Department of Orthopedic Surgery, Sports & Orthopedics Research Centre, St. Anna Hospital, Geldrop, The Netherlands.
InteractiveStudios, Den Bosch, The Netherlands.
J Arthroplasty. 2024 May;39(5):1173-1177.e6. doi: 10.1016/j.arth.2023.11.022. Epub 2023 Nov 24.
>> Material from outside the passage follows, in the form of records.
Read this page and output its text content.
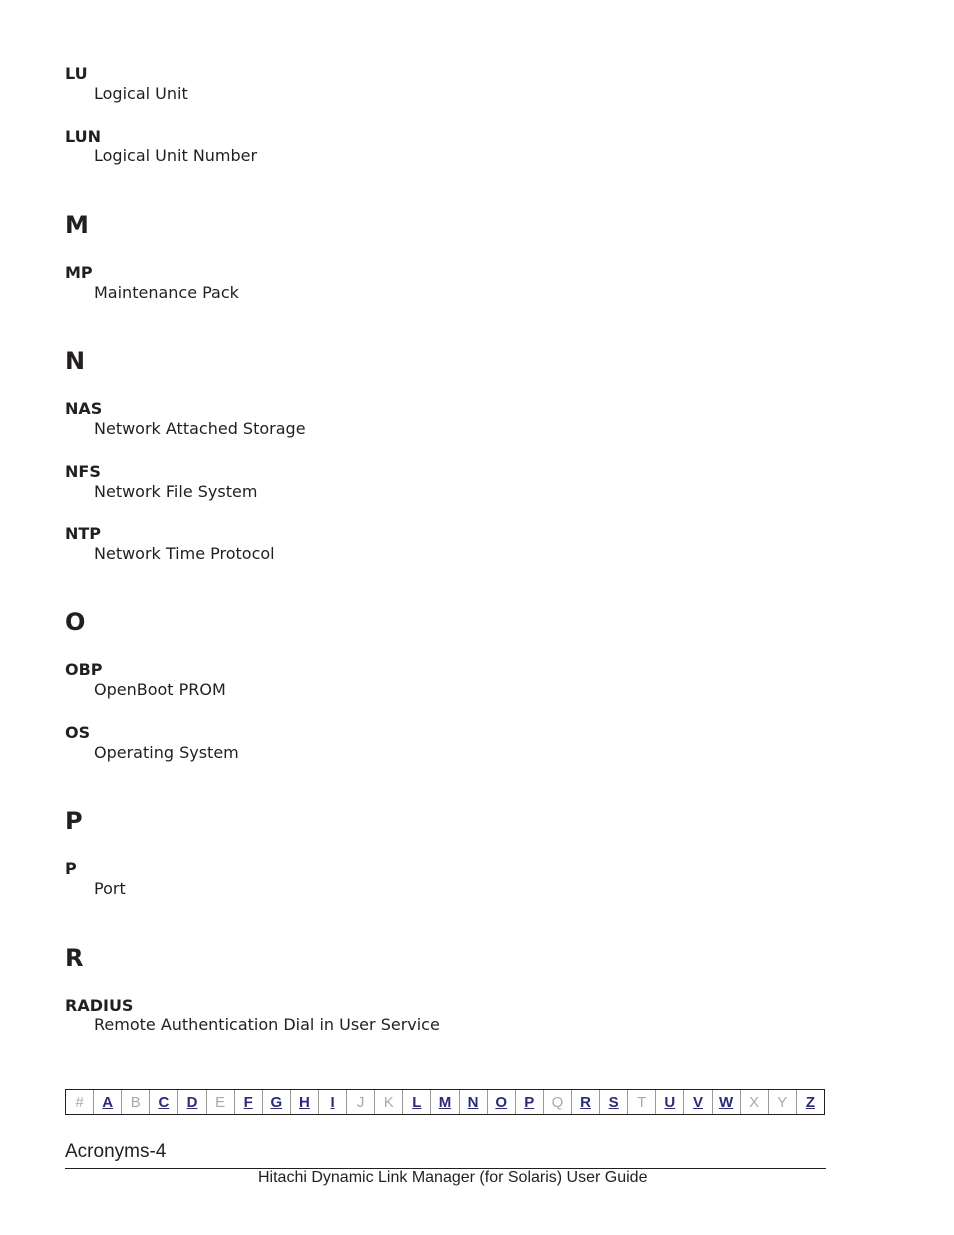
LU
Logical Unit
LUN
Logical Unit Number
M
MP
Maintenance Pack
N
NAS
Network Attached Storage
NFS
Network File System
NTP
Network Time Protocol
O
OBP
OpenBoot PROM
OS
Operating System
P
P
Port
R
RADIUS
Remote Authentication Dial in User Service
#	A	B	C	D	E	F	G	H	I	J	K	L	M	N	O	P	Q	R	S	T	U	V	W	X	Y	Z
Acronyms-4
Hitachi Dynamic Link Manager (for Solaris) User Guide
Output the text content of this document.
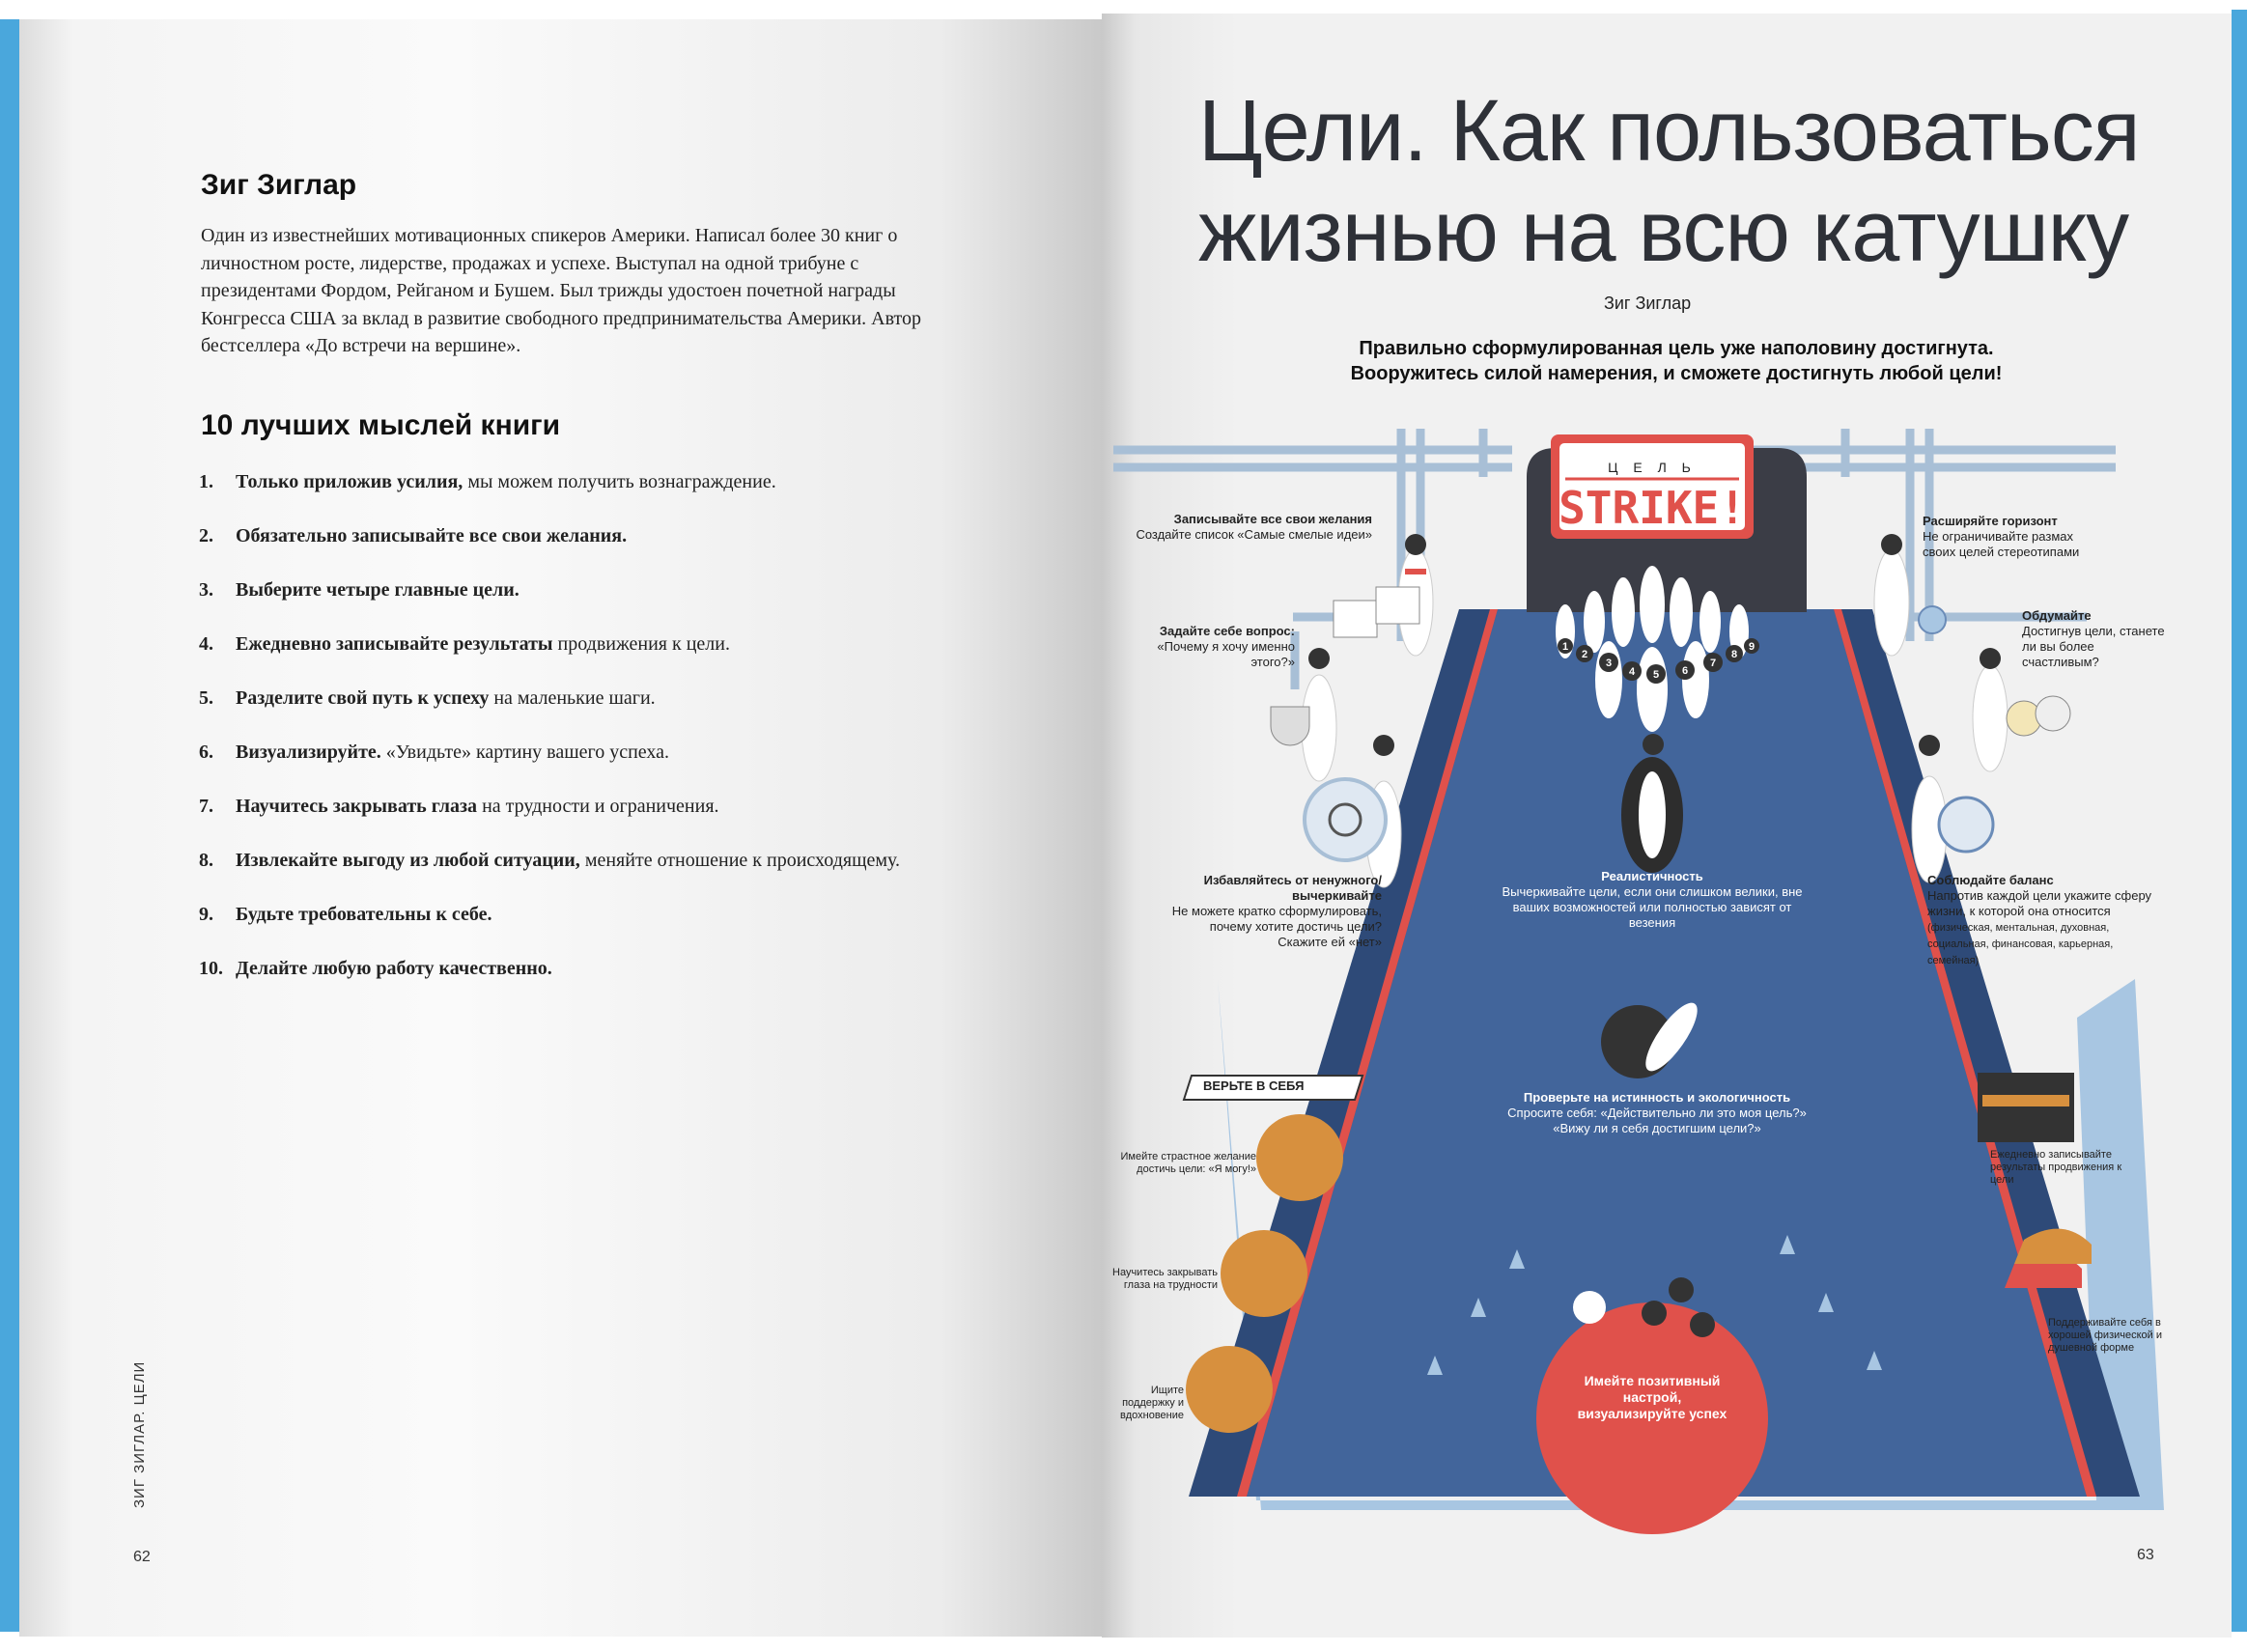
Зиг Зиглар
Один из известнейших мотивационных спикеров Америки. Написал более 30 книг о личностном росте, лидерстве, продажах и успехе. Выступал на одной трибуне с президентами Фордом, Рейганом и Бушем. Был трижды удостоен почетной награды Конгресса США за вклад в развитие свободного предпринимательства Америки. Автор бестселлера «До встречи на вершине».
10 лучших мыслей книги
1. Только приложив усилия, мы можем получить вознаграждение.
2. Обязательно записывайте все свои желания.
3. Выберите четыре главные цели.
4. Ежедневно записывайте результаты продвижения к цели.
5. Разделите свой путь к успеху на маленькие шаги.
6. Визуализируйте. «Увидьте» картину вашего успеха.
7. Научитесь закрывать глаза на трудности и ограничения.
8. Извлекайте выгоду из любой ситуации, меняйте отношение к происходящему.
9. Будьте требовательны к себе.
10. Делайте любую работу качественно.
ЗИГ ЗИГЛАР. ЦЕЛИ
62
Ц Е Л Ь
STRIKE!
1
2
3
4 5 6
7
8
9
Цели. Как пользоваться
жизнью на всю катушку
Зиг Зиглар
Правильно сформулированная цель уже наполовину достигнута.
Вооружитесь силой намерения, и сможете достигнуть любой цели!
Записывайте все свои желания
Создайте список «Самые смелые идеи»
Задайте себе вопрос:
«Почему я хочу именно этого?»
Избавляйтесь от ненужного/вычеркивайте
Не можете кратко сформулировать, почему хотите достичь цели? Скажите ей «нет»
Расширяйте горизонт
Не ограничивайте размах своих целей стереотипами
Обдумайте
Достигнув цели, станете ли вы более счастливым?
Соблюдайте баланс
Напротив каждой цели укажите сферу жизни, к которой она относится
(физическая, ментальная, духовная, социальная, финансовая, карьерная, семейная)
Реалистичность
Вычеркивайте цели, если они слишком велики, вне ваших возможностей или полностью зависят от везения
Проверьте на истинность и экологичность
Спросите себя: «Действительно ли это моя цель?» «Вижу ли я себя достигшим цели?»
ВЕРЬТЕ В СЕБЯ
Имейте страстное желание достичь цели: «Я могу!»
Научитесь закрывать глаза на трудности
Ищите поддержку и вдохновение
Ежедневно записывайте результаты продвижения к цели
Поддерживайте себя в хорошей физической и душевной форме
Имейте позитивный настрой, визуализируйте успех
63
Increasing numbers of patients suffering from hip osteoartritis will lead to increased orthopaedic health care consumption. Artificial intelligence might alleviate this problem, using Machine learning (ML) to optimize orthopaedic consultation workflow by predicting treatment strategy (non-operative or operative) prior to consultation. The purpose of this study was to assess ML accuracy in clinical practice, by comparing ML predictions to the outcome of clinical consultations.
In this prospective clinical cohort study, adult patients referred for hip complaints between January 20th to February 20th 2023 were included. Patients completed a computer-assisted history taking (CAHT) form and using these CAHT answers, a ML-algorithm predicted non-operative or operative treatment outcome prior to in-hospital consultation. During consultation, orthopaedic surgeons and physician assistants were blinded to the prediction in 90 and unblinded in 29 cases. Consultation outcome (non-operative or operative) was compared to ML treatment prediction for all cases, and for blinded and unblinded conditions separately. Analysis was done on 119 consultations.
Overall treatment strategy prediction was correct in 101 cases (accuracy 85%, P < .0001). Non-operative treatment prediction (n = 71) was 97% correct versus 67% for operative treatment prediction (n = 48). Results from unblinded consultations (86.2% correct predictions,) were not statistically different from blinded consultations (84.4% correct, P > .05).
Machine Learning algorithms can predict non-operative or operative treatment for patients with hip complaints with high accuracy. This could facilitate scheduling of non-operative patients with physician assistants, and operative patients with orthopaedic surgeons including direct access to pre-operative screening, thereby optimizing usage of health care resources.
越来越多的髋骨关节炎患者将导致骨科医疗保健消费的增加。人工智能可能通过在咨询前预测治疗策略(非手术或手术)来优化骨科咨询工作流程,从而缓解这一问题。本研究旨在通过将机器学习(ML)预测与临床咨询结果进行比较,评估其在临床实践中的准确性。
这是一项前瞻性临床队列研究,纳入了 2023 年 1 月 20 日至 2 月 20 日期间因髋部问题就诊的成年患者。患者完成了计算机辅助病史采集(CAHT)表格,使用这些 CAHT 答案,ML 算法在住院咨询前预测非手术或手术治疗结果。在咨询过程中,骨科医生和医师助理在 90 例中对预测结果设盲,在 29 例中不设盲。比较所有病例、设盲和不设盲条件下的咨询结果(非手术或手术)与 ML 治疗预测结果。共分析了 119 次咨询。
总体治疗策略预测正确的有 101 例(准确率 85%,P<0.0001)。非手术治疗预测(n=71)的准确率为 97%,而手术治疗预测(n=48)的准确率为 67%。不设盲的咨询结果(正确预测率为 86.2%)与设盲的咨询结果(正确预测率为 84.4%)没有统计学差异(P>0.05)。
机器学习算法可以高度准确地预测髋部疼痛患者的非手术或手术治疗。这可以方便地安排医师助理治疗非手术患者,以及骨科医生治疗手术患者,包括直接进行术前筛查,从而优化医疗资源的使用。